In a joint written statement, the five party chairmen state that the aim of the proposal is to secure jobs in the Danish food industry while meeting climate ambitions.
– The government’s proposal will cost jobs in the parts of Denmark where it is often difficult to create new ones. That is why we are now playing out with a clear, bourgeois alternative with high, green ambitions, but where we are willing to invest in a green transformation of a sector that is crucial for Denmark, the five party chairmen say in the statement.
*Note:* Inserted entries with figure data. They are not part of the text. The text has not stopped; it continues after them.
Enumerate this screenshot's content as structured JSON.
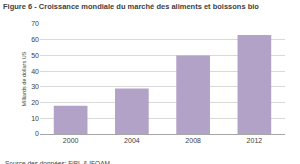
{
  "chart_data": {
    "type": "bar",
    "title": "Figure 6 - Croissance mondiale du marché des aliments et boissons bio",
    "y_label": "Milliards de dollars US",
    "source": "Source des données: FiBL & IFOAM.",
    "categories": [
      "2000",
      "2004",
      "2008",
      "2012"
    ],
    "values": [
      18,
      29,
      50,
      63
    ],
    "color": "#b3a2c7",
    "ylim": [
      0,
      70
    ],
    "yticks": [
      0,
      10,
      20,
      30,
      40,
      50,
      60,
      70
    ],
    "grid": true
  }
}
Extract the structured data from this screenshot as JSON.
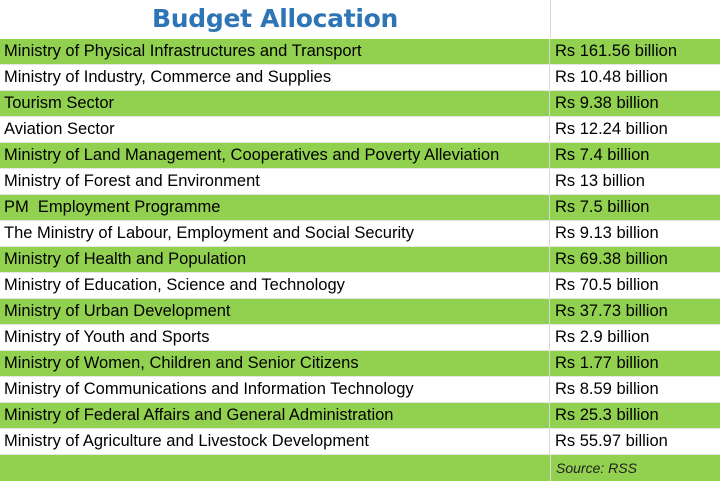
{
  "title": "Budget Allocation",
  "colors": {
    "title": "#2e75b6",
    "row_green": "#92d050",
    "row_white": "#ffffff"
  },
  "rows": [
    {
      "name": "Ministry of Physical Infrastructures and Transport",
      "amount": "Rs 161.56 billion"
    },
    {
      "name": "Ministry of Industry, Commerce and Supplies",
      "amount": "Rs 10.48 billion"
    },
    {
      "name": "Tourism Sector",
      "amount": "Rs 9.38 billion"
    },
    {
      "name": "Aviation Sector",
      "amount": "Rs 12.24 billion"
    },
    {
      "name": "Ministry of Land Management, Cooperatives and Poverty Alleviation",
      "amount": "Rs 7.4 billion"
    },
    {
      "name": "Ministry of Forest and Environment",
      "amount": "Rs 13 billion"
    },
    {
      "name": "PM  Employment Programme",
      "amount": "Rs 7.5 billion"
    },
    {
      "name": "The Ministry of Labour, Employment and Social Security",
      "amount": "Rs 9.13 billion"
    },
    {
      "name": "Ministry of Health and Population",
      "amount": "Rs 69.38 billion"
    },
    {
      "name": "Ministry of Education, Science and Technology",
      "amount": "Rs 70.5 billion"
    },
    {
      "name": "Ministry of Urban Development",
      "amount": "Rs 37.73 billion"
    },
    {
      "name": "Ministry of Youth and Sports",
      "amount": "Rs 2.9 billion"
    },
    {
      "name": "Ministry of Women, Children and Senior Citizens",
      "amount": "Rs 1.77 billion"
    },
    {
      "name": "Ministry of Communications and Information Technology",
      "amount": "Rs 8.59 billion"
    },
    {
      "name": "Ministry of Federal Affairs and General Administration",
      "amount": "Rs 25.3 billion"
    },
    {
      "name": "Ministry of Agriculture and Livestock Development",
      "amount": "Rs 55.97 billion"
    }
  ],
  "source": "Source: RSS"
}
The five party chairmen are the Liberal Party’s chairman, Jakob Ellemann-Jensen. Chairman of the Danish People’s Party, Kristian Thulesen Dahl. The Conservatives’ chairman, Søren Pape Poulsen. New Citizens’ President, Pernille Vermund and Liberal Alliance Leader Alex Vanopslagh.
The joint proposal can thus be seen as a showdown with the proposal that the government put on the table last week. The government’s proposal included, among other things, a binding climate target for agriculture and an increased requirement for CO2 reductions of 7.3 million tonnes by 2030.
Now the blue parties will go to the further negotiations on the basis of their joint proposal. It includes investments of DKK 750 million in the coming years to support the green transition.
Among other things, the money will go to extracting more lowland soil and marginal areas. In other words, the blue parties set out to help the industry through climate change with more of the state’s money than the S government proposes.
According to the blue parties, the government’s proposal will take out 88,500 hectares of low-lying land and marginal areas, while the blue ones will now finance 100,000 hectares.
The money will be found by the five blue parties, among other things, by reintroducing participant payment for Danish education for foreign students as well as residence requirements for the right to unemployment benefits. The rest is taken from the government’s reserve for 2022, which is set aside in the draft Finance Act.
The blue parties justify the need for more money with reference to a statement from the industry’s own interest organization Agriculture & Food. They estimate that the government’s latest proposal will cost 14,000 jobs.
– It will affect the entire food industry and cost many, many thousands of jobs in the sector. It makes no sense, because we produce some of the world’s most climate – efficient foods in Denmark, the five party chairmen say in the joint written statement.